How could I go on like this, I thought. Dinner had been about as much as I could manage. I didn’t know what to do about it. No use praying: no faith. If I went to a doctor I’d get a bottle of tonic and a homily about pulling myself together. There was absolutely nothing to be done but endure it, and go on with that until it got better. If I could only convince myself that it would in the end get better, at least I would have something to cling to.
Somewhere in the valley a stallion shrieked.
Maybe it was Chrysalis. If he wasn’t actually on the High Zee Ranch I thought the chances very high that he was somewhere near. Maybe Keeble did know what he was doing sending me to find him, because it was evident that I could still function normally on the work leveclass="underline" concentration acted like a switch which cut out the personal chaos.

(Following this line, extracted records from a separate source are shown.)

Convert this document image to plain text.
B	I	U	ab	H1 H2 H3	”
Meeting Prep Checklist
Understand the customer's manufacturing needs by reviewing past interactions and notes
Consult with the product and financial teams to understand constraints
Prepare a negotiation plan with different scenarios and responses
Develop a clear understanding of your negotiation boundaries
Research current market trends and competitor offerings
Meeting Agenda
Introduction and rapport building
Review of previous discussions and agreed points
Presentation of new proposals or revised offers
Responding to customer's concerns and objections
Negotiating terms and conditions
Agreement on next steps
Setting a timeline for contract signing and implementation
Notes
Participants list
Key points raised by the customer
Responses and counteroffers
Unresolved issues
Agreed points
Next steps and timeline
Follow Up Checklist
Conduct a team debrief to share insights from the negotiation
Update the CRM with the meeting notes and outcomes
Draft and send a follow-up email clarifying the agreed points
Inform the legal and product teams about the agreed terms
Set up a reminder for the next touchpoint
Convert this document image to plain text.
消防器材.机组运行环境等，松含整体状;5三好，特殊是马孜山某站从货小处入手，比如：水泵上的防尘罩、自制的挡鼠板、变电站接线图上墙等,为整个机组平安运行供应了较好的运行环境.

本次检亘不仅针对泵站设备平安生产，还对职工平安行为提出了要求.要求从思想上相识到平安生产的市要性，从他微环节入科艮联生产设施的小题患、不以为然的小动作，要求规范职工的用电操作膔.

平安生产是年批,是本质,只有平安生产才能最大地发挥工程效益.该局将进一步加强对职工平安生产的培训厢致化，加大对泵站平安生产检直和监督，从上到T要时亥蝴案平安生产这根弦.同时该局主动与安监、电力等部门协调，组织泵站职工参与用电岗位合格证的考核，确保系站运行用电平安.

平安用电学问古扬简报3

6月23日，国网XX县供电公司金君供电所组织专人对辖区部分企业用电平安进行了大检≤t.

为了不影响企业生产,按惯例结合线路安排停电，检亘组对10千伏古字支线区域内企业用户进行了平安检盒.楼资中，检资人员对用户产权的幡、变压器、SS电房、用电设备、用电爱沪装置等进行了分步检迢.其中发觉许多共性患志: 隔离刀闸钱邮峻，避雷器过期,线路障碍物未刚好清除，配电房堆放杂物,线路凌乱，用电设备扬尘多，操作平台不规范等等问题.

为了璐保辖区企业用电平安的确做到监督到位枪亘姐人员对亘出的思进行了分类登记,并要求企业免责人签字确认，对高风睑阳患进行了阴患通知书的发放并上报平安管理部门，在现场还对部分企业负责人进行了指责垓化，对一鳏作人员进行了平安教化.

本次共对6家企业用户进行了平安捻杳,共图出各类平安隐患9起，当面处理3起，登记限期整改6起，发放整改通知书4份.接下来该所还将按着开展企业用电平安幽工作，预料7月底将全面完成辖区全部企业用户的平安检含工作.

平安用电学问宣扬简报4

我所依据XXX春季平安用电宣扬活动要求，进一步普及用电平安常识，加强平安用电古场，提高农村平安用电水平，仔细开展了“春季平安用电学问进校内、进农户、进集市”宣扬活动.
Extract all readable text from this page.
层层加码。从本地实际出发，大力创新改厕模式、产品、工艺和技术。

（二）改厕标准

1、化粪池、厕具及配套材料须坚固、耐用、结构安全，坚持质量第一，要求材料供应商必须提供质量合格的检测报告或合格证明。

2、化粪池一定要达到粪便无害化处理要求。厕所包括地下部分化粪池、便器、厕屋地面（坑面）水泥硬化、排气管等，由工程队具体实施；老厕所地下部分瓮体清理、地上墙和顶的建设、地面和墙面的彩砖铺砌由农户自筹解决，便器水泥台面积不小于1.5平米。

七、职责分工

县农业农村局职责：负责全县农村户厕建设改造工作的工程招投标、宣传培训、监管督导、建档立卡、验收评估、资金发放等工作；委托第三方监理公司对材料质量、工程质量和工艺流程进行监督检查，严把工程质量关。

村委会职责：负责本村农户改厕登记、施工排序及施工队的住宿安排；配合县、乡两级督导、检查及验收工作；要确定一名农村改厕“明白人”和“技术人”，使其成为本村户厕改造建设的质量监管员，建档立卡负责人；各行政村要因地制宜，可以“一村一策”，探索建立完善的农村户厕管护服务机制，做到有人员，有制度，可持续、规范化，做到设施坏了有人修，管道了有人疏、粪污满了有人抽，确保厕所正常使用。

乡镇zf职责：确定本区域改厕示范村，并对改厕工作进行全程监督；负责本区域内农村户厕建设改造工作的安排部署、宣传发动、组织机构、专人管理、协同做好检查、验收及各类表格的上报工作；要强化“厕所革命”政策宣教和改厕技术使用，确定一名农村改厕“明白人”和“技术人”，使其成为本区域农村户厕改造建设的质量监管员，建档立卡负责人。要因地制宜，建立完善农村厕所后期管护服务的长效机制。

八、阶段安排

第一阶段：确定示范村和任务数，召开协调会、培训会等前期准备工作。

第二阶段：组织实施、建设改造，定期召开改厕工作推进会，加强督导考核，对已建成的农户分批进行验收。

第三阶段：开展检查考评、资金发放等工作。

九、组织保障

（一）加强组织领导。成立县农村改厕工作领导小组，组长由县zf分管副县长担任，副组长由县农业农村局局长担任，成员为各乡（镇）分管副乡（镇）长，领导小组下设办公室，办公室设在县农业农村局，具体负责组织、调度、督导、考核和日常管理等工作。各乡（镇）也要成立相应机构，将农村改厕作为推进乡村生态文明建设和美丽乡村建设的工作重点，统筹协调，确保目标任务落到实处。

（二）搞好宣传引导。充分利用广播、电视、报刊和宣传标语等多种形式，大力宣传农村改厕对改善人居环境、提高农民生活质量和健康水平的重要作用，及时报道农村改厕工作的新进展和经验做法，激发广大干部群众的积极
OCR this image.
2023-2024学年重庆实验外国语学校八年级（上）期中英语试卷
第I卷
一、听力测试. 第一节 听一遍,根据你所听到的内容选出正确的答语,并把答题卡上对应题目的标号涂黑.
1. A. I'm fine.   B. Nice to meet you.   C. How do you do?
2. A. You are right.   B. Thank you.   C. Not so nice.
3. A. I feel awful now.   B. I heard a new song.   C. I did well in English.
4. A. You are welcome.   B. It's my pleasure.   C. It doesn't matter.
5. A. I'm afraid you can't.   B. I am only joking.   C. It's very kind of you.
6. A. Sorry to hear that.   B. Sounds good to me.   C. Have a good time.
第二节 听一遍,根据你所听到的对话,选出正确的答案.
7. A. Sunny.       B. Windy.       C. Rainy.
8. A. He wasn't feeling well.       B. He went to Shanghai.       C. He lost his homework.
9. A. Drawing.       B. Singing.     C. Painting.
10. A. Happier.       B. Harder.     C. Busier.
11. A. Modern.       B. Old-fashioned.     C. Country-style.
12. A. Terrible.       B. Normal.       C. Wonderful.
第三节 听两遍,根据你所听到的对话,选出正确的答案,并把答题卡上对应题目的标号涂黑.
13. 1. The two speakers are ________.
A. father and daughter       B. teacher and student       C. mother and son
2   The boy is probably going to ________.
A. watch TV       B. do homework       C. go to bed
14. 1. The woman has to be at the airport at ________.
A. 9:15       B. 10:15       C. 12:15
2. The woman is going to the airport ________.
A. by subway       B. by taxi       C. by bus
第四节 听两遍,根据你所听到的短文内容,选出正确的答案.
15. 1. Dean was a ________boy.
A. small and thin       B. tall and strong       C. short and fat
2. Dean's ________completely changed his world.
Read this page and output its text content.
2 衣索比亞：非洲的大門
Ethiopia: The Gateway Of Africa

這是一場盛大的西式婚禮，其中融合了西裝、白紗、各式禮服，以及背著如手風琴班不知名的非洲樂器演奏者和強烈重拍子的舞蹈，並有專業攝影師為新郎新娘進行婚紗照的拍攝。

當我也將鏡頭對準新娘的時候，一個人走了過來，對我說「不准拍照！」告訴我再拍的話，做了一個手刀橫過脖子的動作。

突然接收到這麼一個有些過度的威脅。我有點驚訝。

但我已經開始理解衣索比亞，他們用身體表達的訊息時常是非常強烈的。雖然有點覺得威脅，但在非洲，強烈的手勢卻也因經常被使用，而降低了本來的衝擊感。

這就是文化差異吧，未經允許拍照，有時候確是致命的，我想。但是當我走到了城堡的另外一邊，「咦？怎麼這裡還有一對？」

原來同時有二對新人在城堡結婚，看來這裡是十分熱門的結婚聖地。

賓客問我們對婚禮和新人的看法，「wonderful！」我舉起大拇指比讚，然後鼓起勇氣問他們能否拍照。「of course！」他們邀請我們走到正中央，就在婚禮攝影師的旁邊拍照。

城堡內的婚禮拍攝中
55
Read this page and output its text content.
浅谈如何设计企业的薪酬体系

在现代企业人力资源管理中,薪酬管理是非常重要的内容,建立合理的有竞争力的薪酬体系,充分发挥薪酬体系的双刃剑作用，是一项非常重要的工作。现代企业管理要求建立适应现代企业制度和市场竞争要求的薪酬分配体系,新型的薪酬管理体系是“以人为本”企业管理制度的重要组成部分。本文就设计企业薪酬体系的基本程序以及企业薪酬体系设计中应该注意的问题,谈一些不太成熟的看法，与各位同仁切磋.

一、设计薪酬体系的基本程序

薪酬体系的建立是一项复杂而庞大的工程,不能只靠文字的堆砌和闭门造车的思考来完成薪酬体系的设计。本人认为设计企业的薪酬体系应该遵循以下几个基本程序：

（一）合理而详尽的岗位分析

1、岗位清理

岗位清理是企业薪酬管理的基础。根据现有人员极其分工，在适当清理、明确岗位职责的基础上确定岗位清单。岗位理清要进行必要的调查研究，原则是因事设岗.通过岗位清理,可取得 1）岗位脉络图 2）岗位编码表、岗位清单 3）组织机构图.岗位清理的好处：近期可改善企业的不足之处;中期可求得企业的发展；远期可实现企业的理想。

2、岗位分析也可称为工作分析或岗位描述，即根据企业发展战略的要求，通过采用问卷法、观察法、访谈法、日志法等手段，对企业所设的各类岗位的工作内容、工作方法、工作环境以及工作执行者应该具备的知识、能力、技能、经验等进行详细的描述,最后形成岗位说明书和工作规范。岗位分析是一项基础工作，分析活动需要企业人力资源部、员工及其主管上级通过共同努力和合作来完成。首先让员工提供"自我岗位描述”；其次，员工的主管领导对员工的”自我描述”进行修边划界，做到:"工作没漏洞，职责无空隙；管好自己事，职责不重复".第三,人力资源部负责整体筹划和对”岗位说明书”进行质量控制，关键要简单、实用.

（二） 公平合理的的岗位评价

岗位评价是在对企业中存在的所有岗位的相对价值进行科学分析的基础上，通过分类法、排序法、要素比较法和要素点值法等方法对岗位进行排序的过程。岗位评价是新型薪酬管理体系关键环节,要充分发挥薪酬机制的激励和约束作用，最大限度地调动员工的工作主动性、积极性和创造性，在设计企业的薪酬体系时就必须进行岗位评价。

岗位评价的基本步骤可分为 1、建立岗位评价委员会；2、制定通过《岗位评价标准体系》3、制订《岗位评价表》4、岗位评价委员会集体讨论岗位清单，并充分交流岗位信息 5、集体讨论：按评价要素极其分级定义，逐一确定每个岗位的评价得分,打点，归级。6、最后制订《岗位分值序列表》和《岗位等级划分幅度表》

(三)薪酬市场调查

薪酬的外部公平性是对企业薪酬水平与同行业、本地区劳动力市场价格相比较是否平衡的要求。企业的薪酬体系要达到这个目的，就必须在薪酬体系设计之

If I concentrated twenty-four hours a day, life would be simple.
One trouble with that. It was impossible.
The ranch held upwards of a hundred and twenty horses. About forty of them were penned in a big corral near the main ranch house, saddle horses for the ranch guests to ride.
Breakfast had been early, but the fitting of guests to horses took some time, even though everyone except me had been there two or three days and knew which animal they wanted. The head wrangler asked me if I could ride, and if so, how well.
‘I haven’t been on a horse for nine or ten years,’ I said.
He gave me a dead quiet one with U-shaped hocks. The western saddle seemed like an armchair after the postage stamp I’d been teethed on: and there were no new-fangled things like buckles for raising and lowering stirrups. The head wrangler unlaced the thong holding the three-inch-wide leathers to the saddle, slid them down two or three holes, and laced them up again. Good soft leather, which could go all day and not rub the horse.